Background and purpose. The use of continuous passive motion (CPM) is a controversial choice in rehabilitation following total knee arthroplasty (TKA). There are currently no definitive studies demonstrating that the use of CPM is more beneficial compared to other means of rehabilitation. In this study, we compared the ROM and length of hospital stay (LOS) of patients who used CPM and those who did not following TKA.

Methods. Fourteen subjects with osteoarthritis underwent a unilateral TKA and were then placed into one of two groups based on their physician's orders. A no-CPM group (n=12) consisted of patients who underwent a TKA and received inpatient physical therapy services but did not utilize the CPM machine as part of their rehabilitation.
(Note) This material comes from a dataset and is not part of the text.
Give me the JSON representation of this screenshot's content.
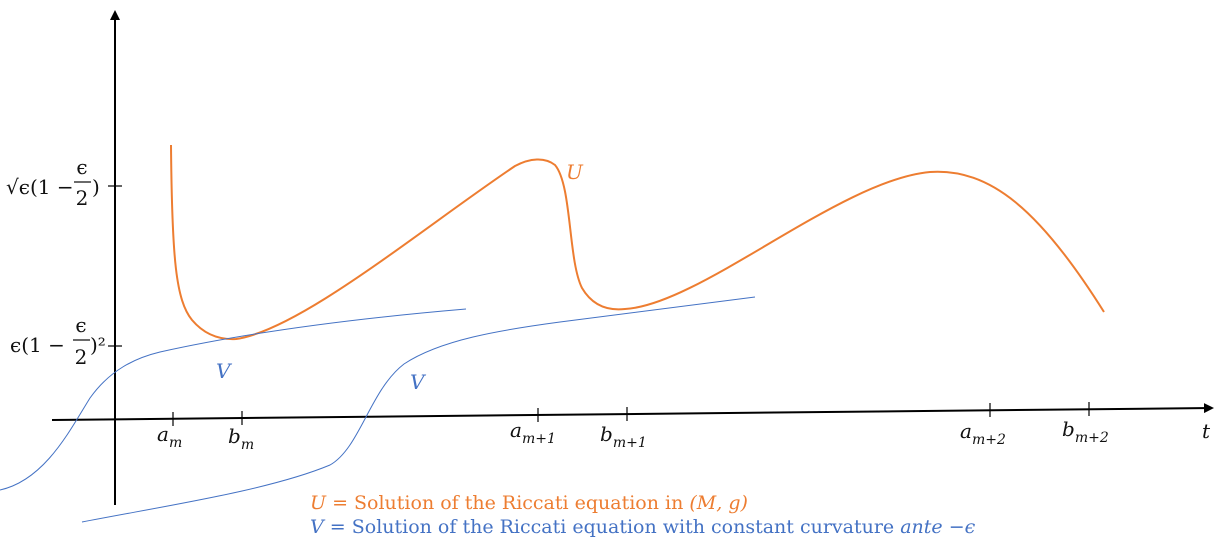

The CPM group (n=2) used the CPM machine in addition to inpatient physical therapy as part of their rehabilitation. Data was collected by the subjects' physical therapist onto data collection forms and then compiled for statistical analysis by the investigators of this study.

Results. The number of subjects and the data collected for this study were inadequate for statistical analysis. The CPM group had an overall gain in flexion PROM of 20.5° and in extension PROM of 4° over a four-day hospital stay. The no-CPM group had an overall gain in flexion PROM of 17.9° and in extension PROM of 8.3 °over four days.

Discussion and Conclusion. Due to the inadequate number of subjects, no conclusions can be drawn from this study.